The entrance to the Wrangler mine is less than a 1/2 mile walk up from the road.
The Wrangler mine is owned by the park service and apparently in 2012 or 2013 they put a gate up and locked the entrances. I was a little too late and now this is as far as you can go. The cut limestone was very clean looking.
From the mine tower i followed this chute up the mountain towards those high cliffs. I was so happy to be hiking through limestone! I grew up in the Southeast U.S. and came to love limestone mountains and caves, but in Alaska it is very rare except in the High Arctic. In fact, my visit to the the Brooks range over 10 years ago had been the last time i got to enjoy limestone in Alaska.
The upper mine entrance is super shut. Completely boarded and nailed up with not even a hole to peek through.
The mine seems to be on the boundary between limestone and this gnarly vein of almost pure iron.
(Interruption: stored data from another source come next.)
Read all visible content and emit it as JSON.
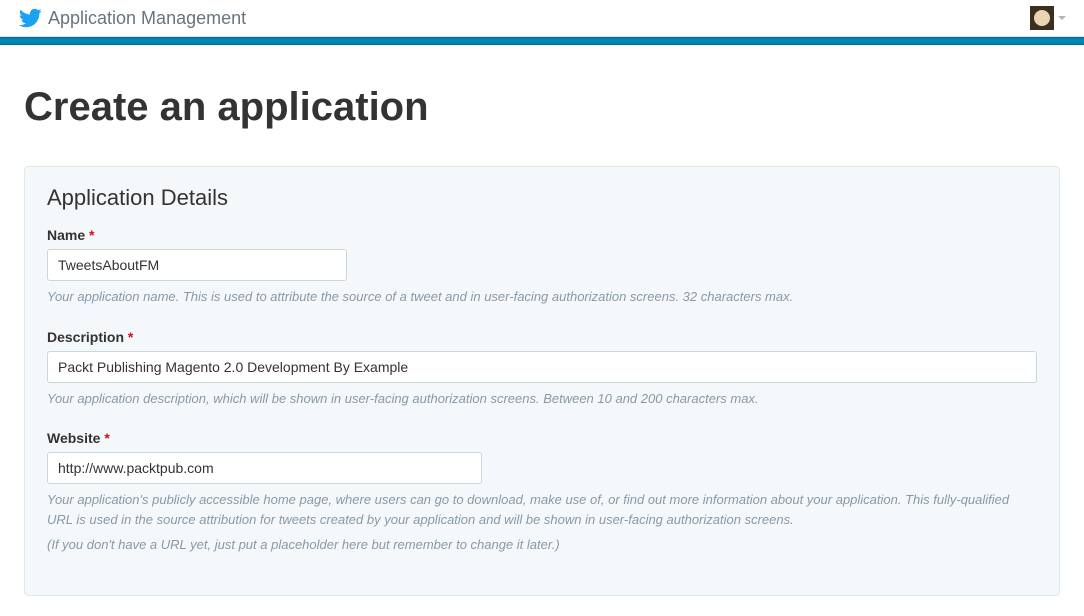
{
  "header": {
    "title": "Application Management"
  },
  "page": {
    "title": "Create an application"
  },
  "panel": {
    "heading": "Application Details",
    "required_mark": "*"
  },
  "fields": {
    "name": {
      "label": "Name",
      "value": "TweetsAboutFM",
      "help": "Your application name. This is used to attribute the source of a tweet and in user-facing authorization screens. 32 characters max."
    },
    "description": {
      "label": "Description",
      "value": "Packt Publishing Magento 2.0 Development By Example",
      "help": "Your application description, which will be shown in user-facing authorization screens. Between 10 and 200 characters max."
    },
    "website": {
      "label": "Website",
      "value": "http://www.packtpub.com",
      "help1": "Your application's publicly accessible home page, where users can go to download, make use of, or find out more information about your application. This fully-qualified URL is used in the source attribution for tweets created by your application and will be shown in user-facing authorization screens.",
      "help2": "(If you don't have a URL yet, just put a placeholder here but remember to change it later.)"
    }
  }
}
The rocks that were laying around it were extremely heavy, just like pure iron.
The weather was so nice, and i was really enjoying the limestone/marble mix of rocks and cliffs, so i continued up higher past the upper mine until i got to the base of the major cliffs where i started looking for the source of all this mysterious white sand that was everywhere.
I had a fantastic view of the valley through crystal clear air. The braids of the Nabesna River can be seen in the distance and the place where it cuts through the Mentasta Mountains. The only way to get there is to walk or fly. I still had a 7 hour drive ahead of me but i didn't want to leave so i stayed up here and relaxed for a while.
Sometimes the best thing ever happens, serendipity, and you are provided with a complete surprise on a day with nothing to do. That happened to me on my last day in the Northern Wrangles. I had planned on leaving the park and driving over to the Alaska Range by the Black Rapids Glacier to try and see if i could get up Rainbow Peak the next day. I was going to camp but the weather forecast was not good and projected to get worse. So then i thought i would just go home, but by chance i decided to go to this "ghost town" the lodge workers told me about.